Tulsa-born Annie Clark follows her Grammy-winning St. Vincent with marvelous and layered Masseduction

St. Vincent (Photo Shore Fire Media / provided)
Photo Shore Fire Media / provided
St. Vincent

This reviewer noticed two things during a quick gloss over the Metacritic page for the new album Masseduction: a well-earned abundance of glowing reviews for Tulsa-born Annie Clark’s sixth studio album under the St. Vincent name and targeted advertising promising to reveal the “Top 3 Bipolar Treatment Methods” upon a single click.

Assuming the latter is not a revealing insight into a certain someone’s private search history, one could logically conclude that words and phrases from the online review aggregator’s Masseduction page were used to prompt the ad.

It’s not an abstract theory. The follow-up to St. Vincent’s Grammy-winning 2014 self-titled LP presents listeners with a broad variety of sounds and styles ranging from intimate singer-songwriter to pulsating techno and ambient noise. While it is hard to label Masseduction in any one particular genre or tone, the result is more like richness of character than a personality split.

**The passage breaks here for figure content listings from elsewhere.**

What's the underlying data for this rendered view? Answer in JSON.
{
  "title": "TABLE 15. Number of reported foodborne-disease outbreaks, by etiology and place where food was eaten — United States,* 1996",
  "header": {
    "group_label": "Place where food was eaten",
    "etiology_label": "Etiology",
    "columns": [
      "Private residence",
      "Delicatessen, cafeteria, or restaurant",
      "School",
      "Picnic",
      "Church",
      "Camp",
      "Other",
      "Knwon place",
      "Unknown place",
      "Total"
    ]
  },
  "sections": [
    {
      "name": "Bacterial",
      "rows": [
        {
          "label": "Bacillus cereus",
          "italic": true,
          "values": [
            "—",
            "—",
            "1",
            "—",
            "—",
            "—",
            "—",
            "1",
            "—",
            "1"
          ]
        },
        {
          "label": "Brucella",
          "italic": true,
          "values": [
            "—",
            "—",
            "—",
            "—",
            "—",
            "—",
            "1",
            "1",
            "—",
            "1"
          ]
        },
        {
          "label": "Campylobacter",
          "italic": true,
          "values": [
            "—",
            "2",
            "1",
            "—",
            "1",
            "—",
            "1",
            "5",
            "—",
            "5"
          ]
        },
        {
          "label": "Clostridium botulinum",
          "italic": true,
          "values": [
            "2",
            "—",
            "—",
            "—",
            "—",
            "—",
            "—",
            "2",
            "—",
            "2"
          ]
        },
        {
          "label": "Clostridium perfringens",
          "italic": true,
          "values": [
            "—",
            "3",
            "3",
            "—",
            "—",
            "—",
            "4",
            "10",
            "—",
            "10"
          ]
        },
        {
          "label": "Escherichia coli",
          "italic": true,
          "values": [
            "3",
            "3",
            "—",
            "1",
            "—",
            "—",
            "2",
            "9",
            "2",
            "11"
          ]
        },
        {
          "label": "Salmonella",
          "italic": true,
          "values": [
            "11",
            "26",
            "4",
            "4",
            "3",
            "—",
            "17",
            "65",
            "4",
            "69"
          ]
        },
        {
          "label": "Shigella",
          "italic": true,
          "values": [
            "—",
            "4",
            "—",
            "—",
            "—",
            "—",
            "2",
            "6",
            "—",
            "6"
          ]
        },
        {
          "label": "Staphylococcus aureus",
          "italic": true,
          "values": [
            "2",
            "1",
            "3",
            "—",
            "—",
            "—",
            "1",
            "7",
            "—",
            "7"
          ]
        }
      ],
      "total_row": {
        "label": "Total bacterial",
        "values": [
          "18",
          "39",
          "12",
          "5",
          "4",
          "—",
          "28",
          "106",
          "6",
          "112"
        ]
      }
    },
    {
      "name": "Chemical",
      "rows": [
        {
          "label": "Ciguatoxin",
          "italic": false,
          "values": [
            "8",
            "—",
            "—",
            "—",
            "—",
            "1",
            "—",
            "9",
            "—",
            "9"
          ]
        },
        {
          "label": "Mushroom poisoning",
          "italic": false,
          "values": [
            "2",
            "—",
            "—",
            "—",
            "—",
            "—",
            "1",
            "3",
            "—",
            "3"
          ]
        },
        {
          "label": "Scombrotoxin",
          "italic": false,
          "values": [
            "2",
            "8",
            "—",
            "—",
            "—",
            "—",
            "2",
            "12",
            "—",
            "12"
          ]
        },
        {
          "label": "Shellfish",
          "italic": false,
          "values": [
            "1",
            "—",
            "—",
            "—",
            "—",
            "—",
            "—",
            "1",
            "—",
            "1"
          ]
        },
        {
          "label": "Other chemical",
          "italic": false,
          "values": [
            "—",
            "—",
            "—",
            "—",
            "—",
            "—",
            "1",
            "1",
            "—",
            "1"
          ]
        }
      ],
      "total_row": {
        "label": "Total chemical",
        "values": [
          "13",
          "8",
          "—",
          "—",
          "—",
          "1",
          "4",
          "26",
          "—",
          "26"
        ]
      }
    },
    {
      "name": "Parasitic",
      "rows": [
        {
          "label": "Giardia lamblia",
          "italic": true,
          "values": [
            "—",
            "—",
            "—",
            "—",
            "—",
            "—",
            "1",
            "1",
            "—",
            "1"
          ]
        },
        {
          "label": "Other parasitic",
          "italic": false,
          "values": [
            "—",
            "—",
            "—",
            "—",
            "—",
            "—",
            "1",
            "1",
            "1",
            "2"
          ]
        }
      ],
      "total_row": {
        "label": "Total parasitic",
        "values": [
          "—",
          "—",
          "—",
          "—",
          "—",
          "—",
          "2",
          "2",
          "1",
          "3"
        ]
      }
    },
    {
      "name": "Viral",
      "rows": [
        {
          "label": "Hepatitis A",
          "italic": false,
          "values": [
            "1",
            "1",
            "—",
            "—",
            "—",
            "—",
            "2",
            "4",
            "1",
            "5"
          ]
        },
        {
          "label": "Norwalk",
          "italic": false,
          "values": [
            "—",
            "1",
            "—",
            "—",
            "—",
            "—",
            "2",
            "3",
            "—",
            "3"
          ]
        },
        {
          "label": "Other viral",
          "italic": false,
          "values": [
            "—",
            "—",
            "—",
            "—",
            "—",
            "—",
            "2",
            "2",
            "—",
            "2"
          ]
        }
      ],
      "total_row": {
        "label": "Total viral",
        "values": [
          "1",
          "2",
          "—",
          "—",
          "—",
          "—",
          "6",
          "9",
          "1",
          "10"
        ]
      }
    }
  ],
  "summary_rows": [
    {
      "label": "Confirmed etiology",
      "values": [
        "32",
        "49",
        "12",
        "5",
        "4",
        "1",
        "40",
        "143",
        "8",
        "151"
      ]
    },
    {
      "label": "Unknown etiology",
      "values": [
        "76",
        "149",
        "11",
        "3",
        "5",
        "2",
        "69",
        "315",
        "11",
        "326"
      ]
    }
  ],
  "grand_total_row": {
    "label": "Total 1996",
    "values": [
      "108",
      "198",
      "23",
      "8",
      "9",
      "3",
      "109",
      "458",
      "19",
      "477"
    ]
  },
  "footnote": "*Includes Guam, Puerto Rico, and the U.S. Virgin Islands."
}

As cliché as roller coaster comparisons can be, the front end of this album is a true sonic thrill ride. “Pills,” a statement on modern medicated society, features a maddening but glorious sing-songy melody that feels like something lifted out of the dark, Bizzaro version of Disneyland. The song is somewhat surprisingly co-produced by rapper Kendrick Lamar’s right-hand studio collaborator Sounwave. But perhaps the pairing should not be a shock, given the beatmaker’s propensity for sonically fitting narrative and thematic song concepts.

The following title track features Clark’s ripping guitar to form a standout banger on an album full of them. “Sugarboy” ratchets up the beats per minute and grows until exploding into industrial discord. It makes sense given the context of the lyrics, which seem to be about one-upping one’s actions to further extremes to please another.

Masseduction comes in with a fury and sets the stage for the project’s greatest earworm, “Los Ageless.” The song appears to be intended as a complement — or perhaps foil — to “New York,” the album’s leading single. Both songs are about heartache but approach the topic in very different ways. “Los Ageless” is big, gritty and anthemic while “New York” is stripped down and more rawly emotional.

Clark saves her most emotive tunes and her best songwriting for the tail end of Masseduction. “Slow Disco” won’t leave many dry eyes, as tender violins lead into a somber last hurrah. The album closes on “Smoking Section,” which is simultaneously beautiful and hauntingly distraught. “And sometimes I go to the edge of my roof,” the song’s dark, poetic lyrics go. “And I think I’ll jump just to punish you. And if I should float on the taxis below, no one would notice, no one will know.”

Word that Clark would head into a poppier direction on Masseduction concerned some fans, especially given the success of her last record and increase in popularity. But, with no small thank-you to producer, fun. guitarist and pop genius Jack Antonoff, who helped guide this stellar effort, Clark proves that her talent and creativity transcend style. With Masseduction, St. Vincent shows there is no shame in duplicity.

Print headline: Lofty allure, Tulsa-born Annie Clark follows her Grammy-winning St. Vincent with marvelous and layered Masseduction.